Since the localization of proteins is crucial for their functional role, we have attempted to establish a correlation between the subcellular fractions in which Hck is activated, and the cell responses elicited by a given stimulus. We have shown here that, upon cell stimulation with OZ, which is a potent inducer of azurophil granule mobilization, Hck activation was strongest in the granule-enriched fraction. Together with our observations that Hck is mainly localized in the granular fraction and translocates with the azurophil granules toward the phagosomal membrane during OZ-induced phagocytosis in neutrophils and HL60 cells (6), this report suggests that Hck could regulate phagocytosis-linked degranulation. Since A23187 also activates Hck in the granule-enriched fraction, although with a weaker increase in specific activity, the putative role of Hck in the secretory process seems not be restricted to secretion of azurophil granules toward phagosomes, but to be more general. Furthermore, on the signal transduction pathways leading to degranulation, Hck should be either situated upstream of protein kinase C or in an independent pathway. This can be deduced from our results showing that PMA, although a good stimulus for degranulation in NB4 cells, does not involve Hck in its signaling mechanisms.
Other investigations of the subcellular localization of Src family PTKs have revealed that, apart from Hck, Fgr and Src are also present on secretory vesicles (6, 37, 38, 39, 40). Therefore, it has long been suggested that these kinases could play a role in the secretory process. However, before this study, it has never been attempted to measure PTK activities in secretory compartments isolated from cells undergoing secretion. Our results show that subcellular fractionation could be a valuable tool to correlate PTK activation to cellular responses.

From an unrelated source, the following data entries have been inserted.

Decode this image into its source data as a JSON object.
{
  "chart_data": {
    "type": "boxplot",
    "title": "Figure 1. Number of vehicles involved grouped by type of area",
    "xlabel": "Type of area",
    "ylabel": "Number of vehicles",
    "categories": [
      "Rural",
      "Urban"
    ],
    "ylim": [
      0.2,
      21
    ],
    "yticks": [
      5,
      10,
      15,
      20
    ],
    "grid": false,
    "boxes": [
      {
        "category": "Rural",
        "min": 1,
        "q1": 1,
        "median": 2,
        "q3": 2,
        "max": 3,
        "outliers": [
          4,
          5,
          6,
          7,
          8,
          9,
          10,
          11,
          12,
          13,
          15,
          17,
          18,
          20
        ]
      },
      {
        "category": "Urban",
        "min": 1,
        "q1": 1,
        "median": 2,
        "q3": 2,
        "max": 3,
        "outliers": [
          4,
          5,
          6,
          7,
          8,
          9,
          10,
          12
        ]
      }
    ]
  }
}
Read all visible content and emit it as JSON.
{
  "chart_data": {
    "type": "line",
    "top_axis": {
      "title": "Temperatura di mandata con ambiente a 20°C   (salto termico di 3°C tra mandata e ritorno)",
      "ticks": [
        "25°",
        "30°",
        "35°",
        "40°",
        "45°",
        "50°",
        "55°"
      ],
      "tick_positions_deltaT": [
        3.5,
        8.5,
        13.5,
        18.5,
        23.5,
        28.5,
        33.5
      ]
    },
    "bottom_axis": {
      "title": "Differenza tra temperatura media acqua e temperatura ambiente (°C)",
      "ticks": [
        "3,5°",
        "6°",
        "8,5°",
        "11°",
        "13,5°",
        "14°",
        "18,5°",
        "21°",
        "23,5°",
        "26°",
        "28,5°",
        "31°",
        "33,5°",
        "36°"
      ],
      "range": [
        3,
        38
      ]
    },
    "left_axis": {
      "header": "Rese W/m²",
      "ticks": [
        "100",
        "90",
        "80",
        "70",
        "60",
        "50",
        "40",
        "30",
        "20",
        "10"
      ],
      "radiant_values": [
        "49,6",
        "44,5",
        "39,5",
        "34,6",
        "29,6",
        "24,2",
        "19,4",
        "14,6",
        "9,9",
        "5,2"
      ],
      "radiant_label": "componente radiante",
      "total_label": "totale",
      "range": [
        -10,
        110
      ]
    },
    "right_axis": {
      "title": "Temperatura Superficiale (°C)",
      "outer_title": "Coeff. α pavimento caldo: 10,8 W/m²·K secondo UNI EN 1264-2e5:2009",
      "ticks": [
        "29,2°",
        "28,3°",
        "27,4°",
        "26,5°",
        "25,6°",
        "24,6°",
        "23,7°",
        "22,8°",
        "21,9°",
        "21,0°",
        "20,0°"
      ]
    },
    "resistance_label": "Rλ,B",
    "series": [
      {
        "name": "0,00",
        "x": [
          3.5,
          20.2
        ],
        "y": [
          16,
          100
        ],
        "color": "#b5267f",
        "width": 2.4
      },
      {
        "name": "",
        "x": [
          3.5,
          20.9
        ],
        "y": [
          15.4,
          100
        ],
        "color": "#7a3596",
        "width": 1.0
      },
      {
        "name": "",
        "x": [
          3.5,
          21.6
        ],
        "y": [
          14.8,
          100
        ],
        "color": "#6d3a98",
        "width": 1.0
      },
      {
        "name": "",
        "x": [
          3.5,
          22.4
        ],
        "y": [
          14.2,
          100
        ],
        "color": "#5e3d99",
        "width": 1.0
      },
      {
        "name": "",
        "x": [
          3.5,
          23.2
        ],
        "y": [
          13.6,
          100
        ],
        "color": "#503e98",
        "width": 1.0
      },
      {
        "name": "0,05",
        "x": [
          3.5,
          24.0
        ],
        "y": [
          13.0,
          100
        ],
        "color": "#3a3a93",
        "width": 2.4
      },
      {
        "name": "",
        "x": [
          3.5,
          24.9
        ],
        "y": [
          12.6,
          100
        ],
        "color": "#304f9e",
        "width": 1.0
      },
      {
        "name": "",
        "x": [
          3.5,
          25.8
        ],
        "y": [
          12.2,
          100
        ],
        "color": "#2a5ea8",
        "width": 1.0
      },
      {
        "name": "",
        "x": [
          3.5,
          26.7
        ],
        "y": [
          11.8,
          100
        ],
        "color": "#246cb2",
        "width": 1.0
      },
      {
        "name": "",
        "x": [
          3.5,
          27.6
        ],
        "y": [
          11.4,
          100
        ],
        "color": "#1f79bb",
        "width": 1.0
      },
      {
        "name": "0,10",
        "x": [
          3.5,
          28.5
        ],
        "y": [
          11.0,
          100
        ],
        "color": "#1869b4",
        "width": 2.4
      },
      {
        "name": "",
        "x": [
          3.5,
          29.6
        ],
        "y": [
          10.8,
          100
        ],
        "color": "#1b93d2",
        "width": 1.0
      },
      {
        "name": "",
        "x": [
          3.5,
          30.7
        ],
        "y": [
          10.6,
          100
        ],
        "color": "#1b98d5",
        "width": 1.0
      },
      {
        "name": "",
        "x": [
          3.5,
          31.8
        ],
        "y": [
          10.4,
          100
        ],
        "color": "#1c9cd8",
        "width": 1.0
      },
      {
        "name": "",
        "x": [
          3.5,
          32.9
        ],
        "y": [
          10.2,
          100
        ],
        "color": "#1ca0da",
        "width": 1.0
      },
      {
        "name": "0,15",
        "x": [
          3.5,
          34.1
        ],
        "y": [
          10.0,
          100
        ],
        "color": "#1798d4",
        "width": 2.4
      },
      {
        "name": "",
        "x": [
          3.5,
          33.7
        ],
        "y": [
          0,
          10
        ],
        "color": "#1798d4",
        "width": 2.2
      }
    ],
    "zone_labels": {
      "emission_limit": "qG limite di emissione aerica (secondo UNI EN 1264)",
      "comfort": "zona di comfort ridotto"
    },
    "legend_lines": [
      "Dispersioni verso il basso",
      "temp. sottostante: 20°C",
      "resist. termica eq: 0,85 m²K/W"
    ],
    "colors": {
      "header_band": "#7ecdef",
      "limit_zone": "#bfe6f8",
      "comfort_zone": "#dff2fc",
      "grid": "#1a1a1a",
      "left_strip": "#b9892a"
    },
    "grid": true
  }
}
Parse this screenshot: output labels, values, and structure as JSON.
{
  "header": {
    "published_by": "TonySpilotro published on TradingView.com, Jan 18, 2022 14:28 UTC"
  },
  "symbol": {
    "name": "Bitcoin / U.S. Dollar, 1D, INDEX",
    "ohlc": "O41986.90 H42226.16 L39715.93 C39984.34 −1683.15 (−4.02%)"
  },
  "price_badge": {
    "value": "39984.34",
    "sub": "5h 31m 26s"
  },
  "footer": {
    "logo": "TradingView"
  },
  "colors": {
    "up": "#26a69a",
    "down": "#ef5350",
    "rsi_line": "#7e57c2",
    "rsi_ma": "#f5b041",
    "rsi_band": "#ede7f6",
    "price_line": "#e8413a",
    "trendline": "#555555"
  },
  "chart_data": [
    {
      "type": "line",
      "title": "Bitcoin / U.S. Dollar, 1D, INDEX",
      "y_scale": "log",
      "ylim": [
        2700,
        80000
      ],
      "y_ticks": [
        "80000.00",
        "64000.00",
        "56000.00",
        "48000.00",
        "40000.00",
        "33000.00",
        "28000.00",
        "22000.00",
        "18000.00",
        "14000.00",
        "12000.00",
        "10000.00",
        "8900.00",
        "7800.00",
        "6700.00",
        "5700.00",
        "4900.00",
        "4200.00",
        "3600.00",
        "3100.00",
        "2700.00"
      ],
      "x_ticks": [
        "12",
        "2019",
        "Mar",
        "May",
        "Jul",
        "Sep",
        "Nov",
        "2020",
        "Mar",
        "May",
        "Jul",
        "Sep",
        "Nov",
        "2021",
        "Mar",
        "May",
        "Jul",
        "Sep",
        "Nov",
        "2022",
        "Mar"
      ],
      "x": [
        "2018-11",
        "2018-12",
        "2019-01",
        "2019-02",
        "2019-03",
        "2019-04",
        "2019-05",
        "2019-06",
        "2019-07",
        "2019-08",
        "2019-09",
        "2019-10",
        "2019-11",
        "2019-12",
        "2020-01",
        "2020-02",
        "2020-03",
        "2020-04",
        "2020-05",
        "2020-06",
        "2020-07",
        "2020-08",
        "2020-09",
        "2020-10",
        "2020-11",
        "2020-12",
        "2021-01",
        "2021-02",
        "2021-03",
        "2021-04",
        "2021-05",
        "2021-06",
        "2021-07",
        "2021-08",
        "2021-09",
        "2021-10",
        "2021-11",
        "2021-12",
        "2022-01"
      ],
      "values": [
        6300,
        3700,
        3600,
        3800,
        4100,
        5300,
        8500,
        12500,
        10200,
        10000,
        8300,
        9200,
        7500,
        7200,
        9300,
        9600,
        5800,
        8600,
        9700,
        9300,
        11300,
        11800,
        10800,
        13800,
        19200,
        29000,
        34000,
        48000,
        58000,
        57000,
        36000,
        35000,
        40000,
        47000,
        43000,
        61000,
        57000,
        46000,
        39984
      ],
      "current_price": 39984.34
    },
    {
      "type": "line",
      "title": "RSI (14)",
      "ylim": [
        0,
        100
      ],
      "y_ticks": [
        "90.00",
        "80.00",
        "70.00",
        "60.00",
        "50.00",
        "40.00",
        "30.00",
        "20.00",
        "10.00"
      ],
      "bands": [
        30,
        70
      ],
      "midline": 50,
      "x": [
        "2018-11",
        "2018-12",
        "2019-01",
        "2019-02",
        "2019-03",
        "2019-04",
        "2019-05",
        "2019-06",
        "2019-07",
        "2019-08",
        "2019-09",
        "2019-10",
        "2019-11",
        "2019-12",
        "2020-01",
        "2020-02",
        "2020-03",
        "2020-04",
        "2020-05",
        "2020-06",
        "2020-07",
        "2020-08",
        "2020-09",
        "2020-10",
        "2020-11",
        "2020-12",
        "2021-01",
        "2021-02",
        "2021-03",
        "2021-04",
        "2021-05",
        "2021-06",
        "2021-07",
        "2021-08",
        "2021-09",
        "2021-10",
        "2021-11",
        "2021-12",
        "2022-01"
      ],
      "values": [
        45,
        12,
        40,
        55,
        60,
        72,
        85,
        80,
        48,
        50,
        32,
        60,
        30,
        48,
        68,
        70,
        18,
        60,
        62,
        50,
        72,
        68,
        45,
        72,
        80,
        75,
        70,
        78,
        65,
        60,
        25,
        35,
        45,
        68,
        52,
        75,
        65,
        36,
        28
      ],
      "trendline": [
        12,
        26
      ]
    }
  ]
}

In conclusion, this work shows that Hck can be differentially activated in its various subcellular compartments. This could give the kinase access to several discrete sets of effectors and substrates, thus enabling it to serve more than one function within a cell. We propose that one of the functions of Hck could be the regulation of degranulation.
We gratefully acknowledge Michel Lanotte for the gift of the NB4 cell line and Honoré Mazarguil for the preparation of immunogen anti-Hck peptide.